First, the alkoxysilane is alcohol,
Water and, if necessary, a catalyst are added and mixed to hydrolyze the alkoxysilane to cause polycondensation. When the polycondensation reaction proceeds sufficiently, the reaction mixture gels. Next, so-called aging is performed by adding alcohol to this gelled product and heating it. At this time, the aging step may be omitted if necessary. If alcohol is added, a wet alcogel is obtained.

A gelled substance such as wet alcogel (gel of raw material polymer) is reacted with a hydrophobizing agent to be hydrophobized.

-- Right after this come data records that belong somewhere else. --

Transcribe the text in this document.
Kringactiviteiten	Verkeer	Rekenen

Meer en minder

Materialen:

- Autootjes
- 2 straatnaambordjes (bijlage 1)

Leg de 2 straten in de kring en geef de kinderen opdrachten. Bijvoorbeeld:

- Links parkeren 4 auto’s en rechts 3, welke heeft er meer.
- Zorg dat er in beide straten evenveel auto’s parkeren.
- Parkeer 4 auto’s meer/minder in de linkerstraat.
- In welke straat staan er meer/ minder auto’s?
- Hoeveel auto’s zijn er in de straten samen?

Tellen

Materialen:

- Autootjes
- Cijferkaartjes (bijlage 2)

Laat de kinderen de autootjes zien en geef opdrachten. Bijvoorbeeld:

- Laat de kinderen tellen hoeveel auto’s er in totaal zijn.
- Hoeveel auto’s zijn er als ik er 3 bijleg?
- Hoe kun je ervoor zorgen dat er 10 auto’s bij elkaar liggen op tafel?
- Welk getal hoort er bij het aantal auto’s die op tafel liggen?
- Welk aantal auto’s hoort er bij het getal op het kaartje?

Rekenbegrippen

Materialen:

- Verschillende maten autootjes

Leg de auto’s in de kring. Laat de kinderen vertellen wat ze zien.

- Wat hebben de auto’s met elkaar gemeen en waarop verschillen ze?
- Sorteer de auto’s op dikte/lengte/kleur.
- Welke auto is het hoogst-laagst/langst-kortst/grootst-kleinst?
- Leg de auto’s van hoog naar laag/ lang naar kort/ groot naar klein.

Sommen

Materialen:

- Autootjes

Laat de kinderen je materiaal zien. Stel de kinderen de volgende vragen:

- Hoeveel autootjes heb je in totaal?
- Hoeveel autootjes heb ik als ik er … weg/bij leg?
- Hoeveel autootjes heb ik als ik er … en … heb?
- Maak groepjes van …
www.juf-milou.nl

The reaction for the hydrophobizing treatment is carried out, for example, by replacing the alcohol contained in the gelled product of the raw material polymer with a treatment liquid prepared by dissolving the hydrophobizing treating agent in a solvent, and heating as necessary. After the reaction, for example, the solvent is replaced with alcohol again, and then supercritical drying is performed. As the solvent of the treatment liquid in which the hydrophobizing agent is dissolved, it is preferable to use one having a higher solubility in the hydrophobizing agent than alcohol, and it is preferable to use one having a boiling point higher than that of alcohol. .. The solvent having a boiling point higher than that of alcohol varies depending on the type of alcohol, and examples thereof include toluene.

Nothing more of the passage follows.